The last aspect of this is the high quality of Johnson’s writing. Science fiction can often focus on the science and not the characters or the world this all happens in but Johnson paints their worlds with a much more interesting blend of societies. Cara explains the science of Traversing , but we also get ideas such as the Traverser god Nyame which could be a weird hallucination as people enter the weird space between worlds but adds a fascinating ambivalence to what Cara is experiencing in the dark. We see Ashdown ad Wiley culture as a volution of our own and it’s little things like burial ceremonies, which cloth colours are prized or the availability of fruit that makes you actually better understand the world and it’s inequalities. I especially loved how Johnson raises issues of race and class in to this worldbuilding. Wiley City likes to be progressive but isn’t actually helping those in need instead often treating certain characters as tools. We see them though as the story progresses as actual people come across to show this world is as flawed as any other. Sometimes a CEO and an Emperor really do have the same job description which work for our own world and time perfectly too.
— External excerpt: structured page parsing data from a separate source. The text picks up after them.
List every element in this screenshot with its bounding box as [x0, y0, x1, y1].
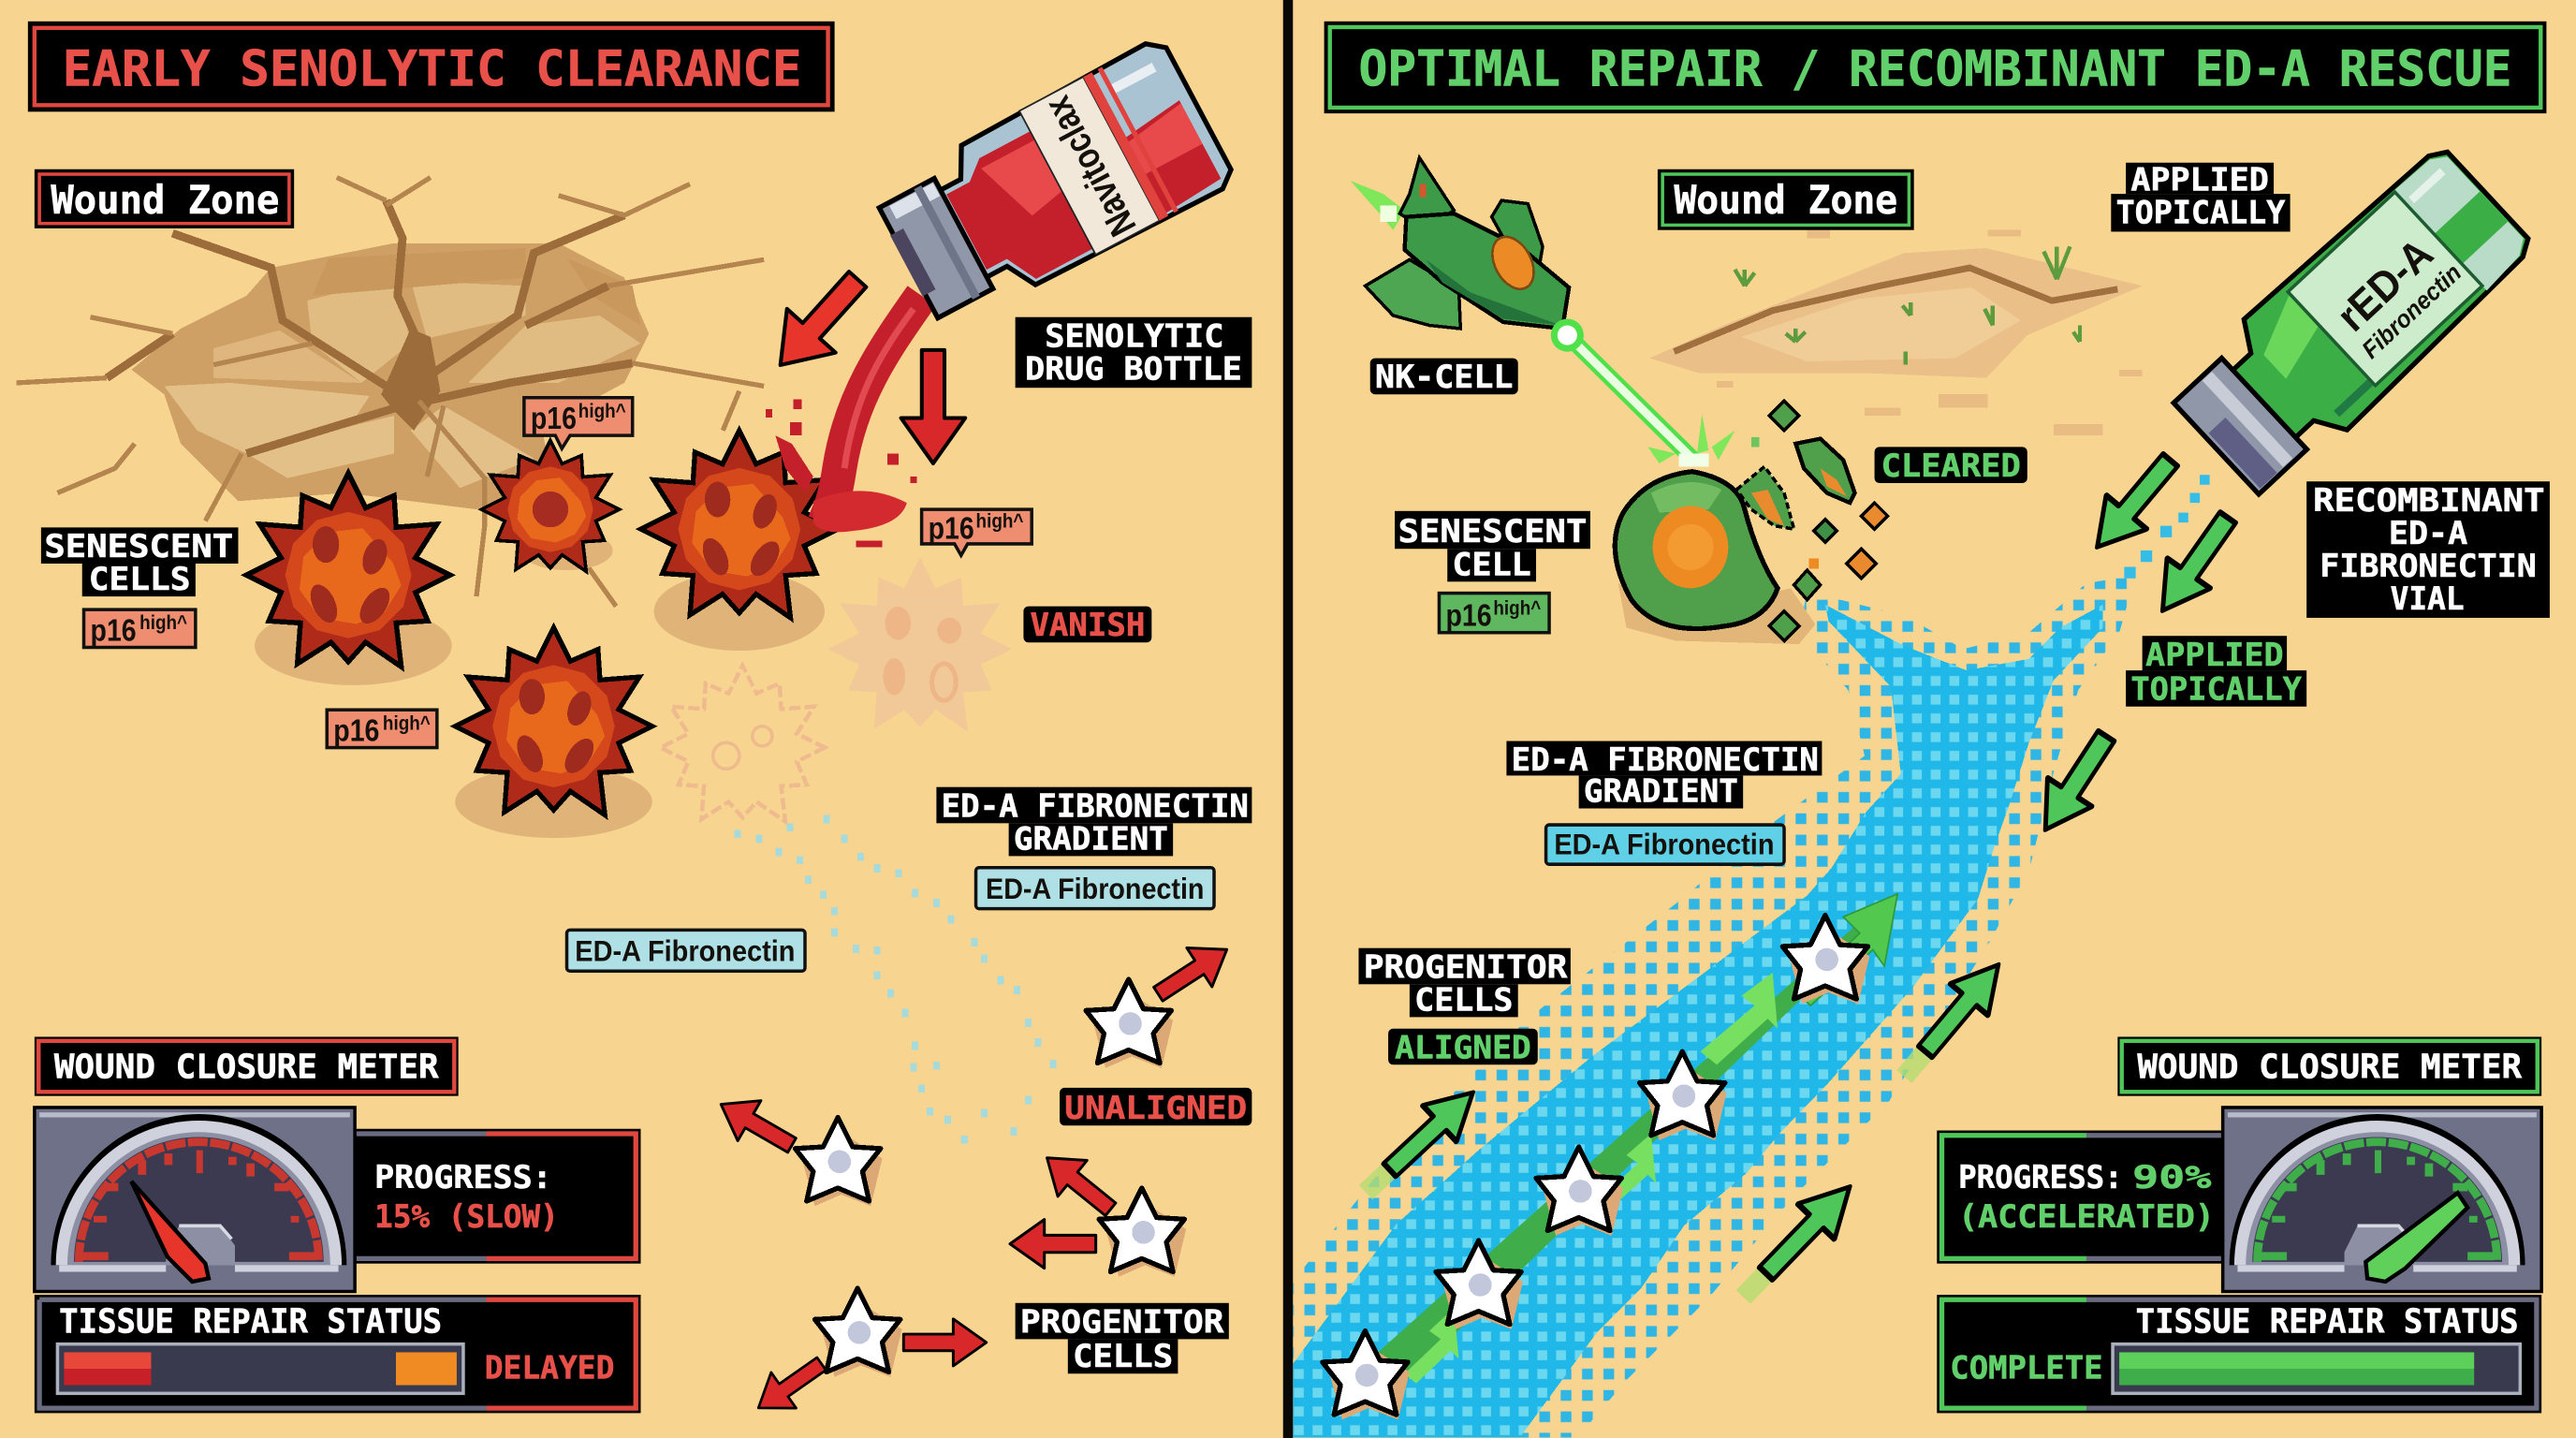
tag: p16 high, top	[524, 398, 633, 448]
wound zone label: Wound Zone	[51, 177, 279, 223]
progenitor cell with two arrows: right	[1010, 1140, 1186, 1277]
label: unaligned: UNALIGNED	[1064, 1090, 1247, 1127]
stream light squares	[1293, 605, 2103, 1438]
title banner: early senolytic clearance	[28, 22, 835, 111]
tissue repair status panel	[35, 1295, 640, 1413]
fibronectin stream	[1293, 475, 2210, 1438]
tag: p16 high, green: p16	[1445, 599, 1492, 634]
cell nucleus	[1653, 506, 1728, 588]
label: senescent cells: SENESCENT	[44, 528, 233, 565]
cockpit	[1484, 229, 1543, 296]
laser beam	[1551, 318, 1694, 460]
exhaust glow	[1351, 181, 1405, 230]
label: ED-A fibronectin gradient	[1506, 741, 1822, 810]
drug bottle: Navitoclax	[867, 37, 1237, 337]
tag: ED-A fibronectin: ED-A Fibronectin	[1554, 828, 1775, 861]
label: progenitor cells: CELLS	[1073, 1338, 1173, 1375]
label: senescent cells: CELLS	[89, 561, 191, 598]
label: applied topically white	[2111, 162, 2291, 232]
tag: ED-A fibronectin upper: ED-A Fibronectin	[986, 872, 1204, 905]
tag: p16 high, lower: high^	[383, 712, 431, 734]
gauge: 15 percent	[35, 1108, 355, 1292]
label: wound closure meter: WOUND CLOSURE METER	[54, 1048, 439, 1086]
progenitor cell with two arrows: lower	[746, 1288, 987, 1426]
label: cleared: CLEARED	[1881, 448, 2021, 485]
label: recombinant ED-A fibronectin vial: ED-A	[2389, 515, 2468, 552]
label: wound closure meter	[35, 1036, 459, 1096]
senescent cell shadows	[255, 531, 825, 838]
label: ED-A fibronectin gradient: GRADIENT	[1584, 772, 1738, 810]
senescent cell 1	[246, 473, 450, 667]
tail fin	[1399, 157, 1454, 230]
arrow: pour direction left	[756, 257, 882, 387]
status bar: complete	[2113, 1344, 2520, 1393]
label: applied topically white: TOPICALLY	[2116, 195, 2286, 232]
impact spark	[1647, 414, 1734, 466]
lysed senescent cell	[1615, 414, 1815, 644]
label: senescent cell: SENESCENT	[1398, 513, 1587, 550]
label: recombinant ED-A fibronectin vial	[2306, 481, 2550, 618]
label: recombinant ED-A fibronectin vial: RECOMBINANT	[2313, 482, 2545, 520]
stream scattered squares	[1293, 575, 2136, 1438]
tag: p16 high, green	[1439, 594, 1549, 634]
arrow: migration left	[1349, 1075, 1490, 1211]
wound zone label	[1658, 169, 1914, 230]
label text: Navitoclax	[1035, 89, 1145, 243]
label: recombinant ED-A fibronectin vial: FIBRONECTIN	[2320, 548, 2537, 585]
bottle liquid	[939, 130, 1094, 298]
label: recombinant ED-A fibronectin vial: VIAL	[2391, 580, 2465, 618]
vial cap	[2174, 358, 2306, 494]
aligned progenitor cells	[1323, 916, 1869, 1419]
tag: p16 high, right: high^	[976, 510, 1023, 532]
arrow: application 2	[2141, 503, 2249, 625]
tag: ED-A fibronectin lower: ED-A Fibronectin	[575, 934, 795, 968]
title banner: early senolytic clearance: EARLY SENOLYTIC CLEARANCE	[63, 40, 801, 97]
title banner: optimal repair: OPTIMAL REPAIR / RECOMBINANT ED-A RESCUE	[1358, 40, 2512, 97]
label: progenitor cells: CELLS	[1414, 981, 1513, 1019]
label: progenitor cells	[1016, 1303, 1229, 1375]
tag: p16 high, top: p16	[531, 402, 577, 436]
label: applied topically white: APPLIED	[2130, 162, 2269, 199]
senescent cell 3	[640, 431, 838, 618]
green alignment lane	[1351, 894, 1897, 1403]
vial: rED-A fibronectin	[2165, 140, 2539, 504]
progress panel: PROGRESS:	[374, 1159, 552, 1196]
tag: p16 high, lower	[327, 710, 437, 749]
ghost cell outline	[661, 666, 825, 822]
upper wing	[1492, 200, 1543, 276]
lower wing	[1365, 259, 1460, 329]
label: progenitor cells: PROGENITOR	[1364, 948, 1568, 986]
progenitor cell with arrow: upper right	[1086, 930, 1239, 1068]
arrow: migration upper	[1885, 948, 2017, 1093]
arrow: application 3	[2023, 722, 2129, 844]
tissue repair status panel: TISSUE REPAIR STATUS	[59, 1302, 442, 1341]
label: senolytic drug bottle: DRUG BOTTLE	[1025, 350, 1242, 388]
label: ED-A fibronectin gradient: GRADIENT	[1014, 820, 1168, 858]
stream core	[1293, 605, 2103, 1438]
label: senescent cell: CELL	[1453, 546, 1531, 583]
progress panel	[1937, 1131, 2232, 1264]
tissue repair status panel: COMPLETE	[1950, 1350, 2103, 1387]
panel: early senolytic clearance	[17, 22, 1251, 1426]
healed wound zone	[1649, 230, 2143, 435]
progress panel	[345, 1129, 640, 1264]
red drug stream	[766, 296, 922, 547]
label: wound closure meter	[2117, 1036, 2541, 1096]
label: NK-cell: NK-CELL	[1375, 359, 1513, 396]
progress panel: PROGRESS:	[1958, 1159, 2123, 1196]
label: senolytic drug bottle	[1016, 317, 1251, 388]
cell shadow	[1618, 583, 1815, 644]
gauge: 90 percent	[2223, 1108, 2541, 1292]
vial label	[2288, 192, 2482, 386]
fibronectin dots: sparse gradient	[735, 815, 1057, 1144]
tissue repair status panel: DELAYED	[485, 1350, 614, 1387]
tag: p16 high, green: high^	[1493, 597, 1541, 619]
label: vanish: VANISH	[1030, 607, 1145, 644]
cell body	[1615, 472, 1778, 629]
label: senescent cells	[41, 527, 238, 598]
cell fragments	[1736, 401, 1888, 640]
tissue repair status panel: TISSUE REPAIR STATUS	[2136, 1302, 2519, 1341]
label: applied topically green	[2126, 636, 2306, 709]
wound zone: cracked ground	[17, 178, 764, 607]
label: aligned: ALIGNED	[1395, 1029, 1531, 1066]
label: applied topically green: TOPICALLY	[2130, 671, 2302, 709]
vial label text: rED-A	[2328, 229, 2442, 341]
tag: p16 high, lower: p16	[333, 714, 379, 749]
tag: p16 high, top: high^	[578, 401, 626, 422]
arrow: application 1	[2077, 443, 2190, 564]
tag: p16 high, right	[922, 509, 1032, 555]
panel: optimal repair	[1293, 22, 2550, 1438]
tissue repair status panel	[1937, 1295, 2541, 1413]
NK-cell ship	[1351, 157, 1569, 329]
tag: p16 high, left: p16	[91, 613, 137, 648]
arrow: migration lower	[1725, 1169, 1868, 1314]
senescent cell 4	[455, 627, 652, 815]
wound zone label: Wound Zone	[1674, 177, 1897, 223]
arrow: pour direction down	[901, 350, 965, 463]
label: senolytic drug bottle: SENOLYTIC	[1045, 317, 1224, 355]
progress panel: (ACCELERATED)	[1958, 1198, 2215, 1236]
vanishing cell	[828, 557, 1012, 732]
bottle cap	[879, 179, 993, 318]
label: senescent cell	[1395, 511, 1590, 583]
label: ED-A fibronectin gradient: ED-A FIBRONECTIN	[942, 787, 1249, 825]
label: ED-A fibronectin gradient: ED-A FIBRONECTIN	[1512, 741, 1819, 779]
tag: p16 high, right: p16	[929, 512, 974, 547]
progress panel: 90%	[2132, 1159, 2212, 1196]
tag: p16 high, left: high^	[139, 612, 187, 634]
tag: p16 high, left	[84, 609, 196, 648]
vial label text: Fibronectin	[2356, 258, 2466, 364]
label: progenitor cells	[1358, 948, 1571, 1019]
vial glass and liquid	[2208, 140, 2539, 463]
label: wound closure meter: WOUND CLOSURE METER	[2137, 1048, 2522, 1086]
progenitor cell with arrow: center	[710, 1084, 882, 1206]
label: progenitor cells: PROGENITOR	[1020, 1303, 1224, 1341]
label: ED-A fibronectin gradient	[936, 787, 1251, 858]
title banner: optimal repair	[1325, 22, 2546, 113]
progress panel: 15% (SLOW)	[374, 1198, 559, 1236]
falling droplets	[2124, 475, 2210, 579]
bottle glass	[916, 37, 1237, 311]
fuselage	[1405, 213, 1569, 329]
senescent cell 2	[481, 440, 620, 571]
center divider	[1283, 0, 1293, 1438]
bottle label	[1019, 77, 1160, 255]
status bar: delayed	[57, 1344, 463, 1393]
label: applied topically green: APPLIED	[2145, 637, 2284, 674]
This was a spellbinding read in what turned into a tough reading week and I really appreciated Johnson’s thoughts on morality, mortality and doing the right thing even more. This is high quality science fiction bringing imaginative world building and character to an old favourite and delivering some smart observations of our own time. I eagerly await more from this writer in the future but for now prepare for a trip between universes. Strongly recommended and one of my favourite SF reads this year.